UAE Releases Open-Source Falcon 40B Generative AI LLM
The United Arab Emirates’ Technology Innovation Institute (TII) has released an open-source large language model with 40 billion parameters called Falcon 40B. The UAE’s government hopes to entice generative AI startups to pick Falcon 40B over rival LLMs supported by potential venture funding through the government’s VentureOne commercial investment group.
TII claimed to have trained Falcon 40B and its 40 billion parameters on a trillion tokens worth of data. For comparison, the original version of ChatGPT had 1.5 billion parameters and was trained on roughly 900 billion tokens (300 billion words, with about three tokens per word). There are also smaller Falcon models, though far smaller at 7.5 billion and 1.3 billion parameters, with a far larger variant of 180 billion parameters in the works.
“Computing power plays a pivotal role in expediting AI system training and enabling faster implementation of use cases,” TII CEO Ray Johnson said. “As the new fuel that drives technological innovation, the move to offer such support will be game-changing in enhancing the capabilities of innovators, and enabling them to push the boundaries of their projects to achieve remarkable advancements.”

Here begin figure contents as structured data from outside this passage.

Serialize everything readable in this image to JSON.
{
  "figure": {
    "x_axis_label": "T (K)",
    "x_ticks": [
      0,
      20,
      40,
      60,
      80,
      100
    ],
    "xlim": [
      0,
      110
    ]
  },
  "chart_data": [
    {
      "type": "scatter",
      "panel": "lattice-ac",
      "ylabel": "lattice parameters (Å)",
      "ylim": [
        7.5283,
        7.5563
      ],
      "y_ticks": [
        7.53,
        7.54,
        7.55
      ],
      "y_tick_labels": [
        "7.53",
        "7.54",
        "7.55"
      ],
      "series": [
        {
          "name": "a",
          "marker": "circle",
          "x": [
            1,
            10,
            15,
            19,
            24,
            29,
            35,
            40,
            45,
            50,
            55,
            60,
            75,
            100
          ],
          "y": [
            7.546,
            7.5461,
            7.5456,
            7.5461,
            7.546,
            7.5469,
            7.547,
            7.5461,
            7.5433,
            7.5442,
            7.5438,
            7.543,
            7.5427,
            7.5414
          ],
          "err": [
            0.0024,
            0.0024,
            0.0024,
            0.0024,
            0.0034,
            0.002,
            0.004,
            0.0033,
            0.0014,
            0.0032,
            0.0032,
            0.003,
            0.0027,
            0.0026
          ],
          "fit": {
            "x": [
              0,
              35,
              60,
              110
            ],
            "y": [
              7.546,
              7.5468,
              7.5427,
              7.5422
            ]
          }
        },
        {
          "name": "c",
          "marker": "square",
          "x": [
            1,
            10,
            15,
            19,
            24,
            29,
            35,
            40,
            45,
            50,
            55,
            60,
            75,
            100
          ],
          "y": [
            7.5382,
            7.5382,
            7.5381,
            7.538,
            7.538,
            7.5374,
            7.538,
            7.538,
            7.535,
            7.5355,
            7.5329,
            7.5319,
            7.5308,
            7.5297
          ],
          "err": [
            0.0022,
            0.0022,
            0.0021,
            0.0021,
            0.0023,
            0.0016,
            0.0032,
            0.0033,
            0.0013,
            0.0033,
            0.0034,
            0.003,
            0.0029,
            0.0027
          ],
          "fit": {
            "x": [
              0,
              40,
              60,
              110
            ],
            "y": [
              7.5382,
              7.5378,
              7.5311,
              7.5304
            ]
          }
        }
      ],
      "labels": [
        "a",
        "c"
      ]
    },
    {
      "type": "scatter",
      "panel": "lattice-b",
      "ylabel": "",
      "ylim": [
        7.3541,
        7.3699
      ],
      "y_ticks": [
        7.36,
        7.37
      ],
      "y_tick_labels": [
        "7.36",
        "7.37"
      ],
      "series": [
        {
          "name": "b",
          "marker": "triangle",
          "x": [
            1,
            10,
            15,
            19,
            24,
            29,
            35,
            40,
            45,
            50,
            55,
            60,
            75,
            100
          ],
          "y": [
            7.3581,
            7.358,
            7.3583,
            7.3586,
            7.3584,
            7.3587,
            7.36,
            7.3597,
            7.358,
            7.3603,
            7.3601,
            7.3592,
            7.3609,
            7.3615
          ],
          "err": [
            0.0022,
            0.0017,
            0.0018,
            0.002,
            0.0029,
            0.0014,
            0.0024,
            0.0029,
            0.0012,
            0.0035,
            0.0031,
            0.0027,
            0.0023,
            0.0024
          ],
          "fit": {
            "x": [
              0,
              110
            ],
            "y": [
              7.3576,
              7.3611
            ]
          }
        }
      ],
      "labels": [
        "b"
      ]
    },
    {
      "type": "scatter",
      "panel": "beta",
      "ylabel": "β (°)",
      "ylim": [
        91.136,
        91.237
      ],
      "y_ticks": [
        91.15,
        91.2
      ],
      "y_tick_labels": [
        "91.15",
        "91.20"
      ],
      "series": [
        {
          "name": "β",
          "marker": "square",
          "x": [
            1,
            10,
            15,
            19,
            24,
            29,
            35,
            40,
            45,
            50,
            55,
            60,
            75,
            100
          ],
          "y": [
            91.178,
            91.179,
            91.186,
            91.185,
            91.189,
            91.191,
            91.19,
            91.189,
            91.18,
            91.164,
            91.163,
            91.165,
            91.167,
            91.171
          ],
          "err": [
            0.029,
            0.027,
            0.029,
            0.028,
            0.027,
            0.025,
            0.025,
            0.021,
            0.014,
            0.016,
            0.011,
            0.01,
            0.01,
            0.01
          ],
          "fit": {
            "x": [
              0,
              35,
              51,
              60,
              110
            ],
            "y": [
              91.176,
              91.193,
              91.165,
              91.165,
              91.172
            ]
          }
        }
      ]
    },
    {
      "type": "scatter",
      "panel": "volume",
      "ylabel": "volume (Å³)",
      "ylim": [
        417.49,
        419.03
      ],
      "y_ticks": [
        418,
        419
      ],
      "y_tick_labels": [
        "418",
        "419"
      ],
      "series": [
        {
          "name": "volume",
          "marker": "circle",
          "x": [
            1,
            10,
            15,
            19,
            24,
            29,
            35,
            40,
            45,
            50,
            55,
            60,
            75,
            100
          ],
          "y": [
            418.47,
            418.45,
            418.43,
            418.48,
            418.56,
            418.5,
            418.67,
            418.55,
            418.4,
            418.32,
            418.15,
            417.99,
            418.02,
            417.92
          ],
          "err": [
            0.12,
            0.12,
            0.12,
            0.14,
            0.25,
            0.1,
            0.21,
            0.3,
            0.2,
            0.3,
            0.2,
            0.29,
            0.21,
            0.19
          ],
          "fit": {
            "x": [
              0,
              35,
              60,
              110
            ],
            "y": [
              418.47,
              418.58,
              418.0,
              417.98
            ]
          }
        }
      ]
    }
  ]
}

The open-source approach of the release is to help it stand out from OpenAI, Google, and other LLM providers in order to draw interest from developers.TII is soliciting proposals from researchers and computer scientists on developing applications with Falcon 40B. The chance for money and other resources from VentureOne is part of that incentive. TII and VentureOne are both part of the UAE’s Advanced Technology Research Council (ATRC). The country has been experimenting with integrating generative AI into its services this year, with the Dubai Electricity and Water Authority incorporating ChatGPT into its customer service system. Soon after Falcon 40B’s rollout, it was voted to the top of Hugging Face’s Open LLM Leaderboard. TII has also begun training Falcon on Amazon Web Services infrastructure and worked with the cloud provider to make the model available on Amazon SageMaker.
“Making Falcon 40B open source represents a critical milestone in our commitment to fostering AI innovation,” ATRC secretary general Faisal Al Bannai said. “We are disrupting LLM access and enabling researchers and entrepreneurs to come up with the most innovative use cases. We will further support these submissions with computation power as funding through VentureOne, helping to advance a thriving research ecosystem.”